The first cross country match of the year marks the beginning of the autumn, for the last few years it seems to have always been in bright, warm sunny conditions and dry grass but it is the harbinger of shorter days and mud to come in the late autumn and winter.
The venue of the first Kent Cross Country League of the season was a new one for the League, but a familiar location for me – a fruit and vegetable farm in Wilmington which my daughter and I pick strawberries at most summers.

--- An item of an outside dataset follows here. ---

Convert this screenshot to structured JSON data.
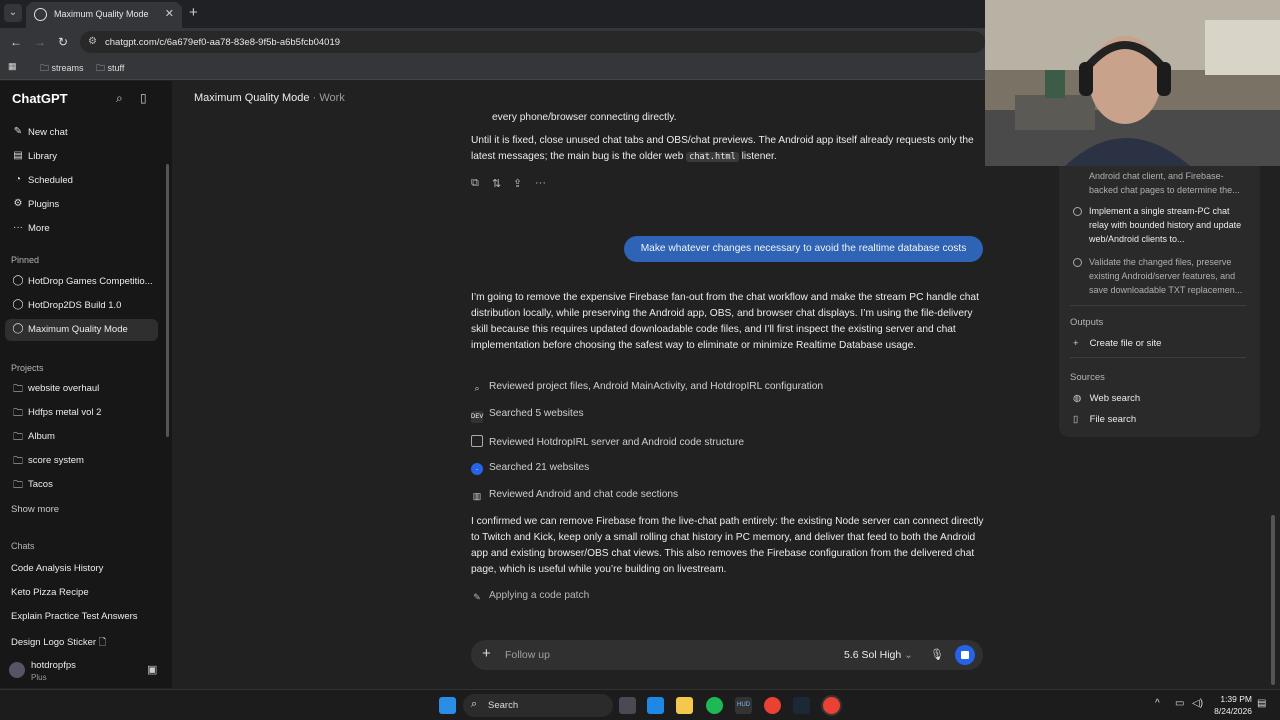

The course and conditions were benign to say the least, a four lap course around wide, firm farm tracks, with the first lap missing out a narrow section. It was an easier opener for the season, but bereft of all the things that make for the best cross country – mud, hills, mud, driving rain, near freezing temperatures and more mud; it did have a field of pumpkins though. While I scraped off the last bits of last season’s mud from my spikes, I needn’t have bothered – road shoes would have been fine.
One of the great elements of the Kent League, unlike the Surrey League, is that, for most of the fixtures, there are separate women’s and men’s races which leads to more encouragement from the sidelines. The women’s race was after a series of junior races – the women did well with Donna leading us to 9th overall.
As for my race, it has been so long since I have properly raced that I wasn’t that sure of what pace I could cope with so I put my trust in my heart rate monitor, starting at the back, but aiming for around my tempo race – 165 beats per minute – in reality this equated to 7:45 pace. This saw me gradually moving through the field passing a couple of fellow Beckenham runners en-route.
I was expecting a torrent of younger runners to lap me during my penultimate circuit, but it was just a trickle – the final one was team mate Daniel who finished in 20th place – I was still feeling good, my pace wasn’t dropping and I was inching closer to a brace of Beckenham runners. Ultimately, Steve had too much left in the tank and finished about 25 seconds in front of me, probably taking 10 seconds out of me in the last 800 metres. Henry though remained in my sights, and I sprinted past him in the last 200 metres to finish the 100 metres or so shy of 10k in 47:16 – 176th out of just over 200, and 3rd in my age group.
It had been a good race for me, I had proved to myself that my structured recovery and training were going to plan and it bodes reasonably well for the rest of the autumn and winter. The next outing on the hills of a school just outside Tonbridge in a fortnight will be a much tougher proposition though, particularly if the weather turns, but it is one I am relishing.